In patients without structural heart disease, flecainide acetate tablets, USP are indicated for the prevention of: •paroxysmal supraventricular tachycardias (PSVT), including atrioventricular nodal reentrant tachycardia, atrioventricular reentrant tachycardia and other supraventricular tachycardias of unspecified mechanism associated with disabling symptoms Flecainide acetate is indicated for the prevention of paroxysmal supraventricular tachycardias (PSVT) in patients without structural heart disease.

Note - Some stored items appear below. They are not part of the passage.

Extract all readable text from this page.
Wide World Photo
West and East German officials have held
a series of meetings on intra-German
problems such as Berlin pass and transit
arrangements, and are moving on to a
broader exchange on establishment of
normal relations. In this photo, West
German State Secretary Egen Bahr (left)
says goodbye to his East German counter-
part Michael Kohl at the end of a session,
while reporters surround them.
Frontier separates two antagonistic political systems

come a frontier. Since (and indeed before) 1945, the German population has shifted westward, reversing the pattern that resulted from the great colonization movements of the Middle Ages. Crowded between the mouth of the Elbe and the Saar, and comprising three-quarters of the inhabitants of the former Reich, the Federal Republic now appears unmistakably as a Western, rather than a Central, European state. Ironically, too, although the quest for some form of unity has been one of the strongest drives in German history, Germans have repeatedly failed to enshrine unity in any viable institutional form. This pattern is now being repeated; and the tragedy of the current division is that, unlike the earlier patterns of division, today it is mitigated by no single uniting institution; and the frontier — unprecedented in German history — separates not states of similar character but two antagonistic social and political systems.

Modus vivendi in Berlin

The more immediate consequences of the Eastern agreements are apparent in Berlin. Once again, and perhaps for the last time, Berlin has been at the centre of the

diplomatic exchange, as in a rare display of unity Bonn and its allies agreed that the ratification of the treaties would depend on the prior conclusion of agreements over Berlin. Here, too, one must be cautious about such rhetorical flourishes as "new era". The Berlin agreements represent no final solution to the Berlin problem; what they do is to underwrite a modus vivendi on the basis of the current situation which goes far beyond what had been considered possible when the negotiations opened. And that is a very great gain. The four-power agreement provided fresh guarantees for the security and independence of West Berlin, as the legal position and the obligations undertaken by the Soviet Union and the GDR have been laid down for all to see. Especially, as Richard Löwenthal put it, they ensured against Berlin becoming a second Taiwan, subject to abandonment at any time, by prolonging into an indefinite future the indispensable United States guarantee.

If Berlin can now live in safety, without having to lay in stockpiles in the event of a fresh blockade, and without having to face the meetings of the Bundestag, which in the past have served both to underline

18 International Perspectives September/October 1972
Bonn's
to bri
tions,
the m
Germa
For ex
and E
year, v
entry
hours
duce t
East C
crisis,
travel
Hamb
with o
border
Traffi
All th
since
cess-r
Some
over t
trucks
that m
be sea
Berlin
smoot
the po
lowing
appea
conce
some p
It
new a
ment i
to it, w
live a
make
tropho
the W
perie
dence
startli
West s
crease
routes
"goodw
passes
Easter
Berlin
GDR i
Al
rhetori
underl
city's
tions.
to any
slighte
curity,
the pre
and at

  • The use of flecainide acetate for treatment of PSVT is not explicitly mentioned in the label. 2

From the Research

SVT Treatment Options

  • Vagal manoeuvres, such as the Valsalva maneuver and carotid sinus massage, are commonly used to treat supraventricular tachycardia (SVT) 3, 4, 5
  • The Valsalva maneuver has a success rate of 19.4% in converting SVT to sinus rhythm, while carotid sinus massage has a success rate of 10.5% 4, 5
  • A modified Valsalva manoeuvre has been shown to be more effective, with a success rate of 43% 6
  • Adenosine is also a commonly used treatment for SVT, with a success rate of 75% 7
  • Beta-blockers and calcium channel blockers can be used as alternative therapies for SVT 3
  • Catheter ablation is a curative treatment option for SVT, but is typically reserved for patients with frequent or severe symptoms 3

Considerations for Treatment

  • The choice of treatment for SVT depends on several factors, including the frequency and severity of symptoms, as well as the patient's overall health and preferences 3
  • Carotid sinus massage may be associated with neurologic complications, such as stroke or transient ischemic attack, and should be used with caution 7
  • The modified Valsalva manoeuvre and adenosine administration require monitoring of the heart rhythm, as they can induce ventricular tachycardia or ventricular fibrillation in rare cases 7, 6

Professional Medical Disclaimer

This information is intended for healthcare professionals. Any medical decision-making should rely on clinical judgment and independently verified information. The content provided herein does not replace professional discretion and should be considered supplementary to established clinical guidelines. Healthcare providers should verify all information against primary literature and current practice standards before application in patient care. Dr.Oracle assumes no liability for clinical decisions based on this content.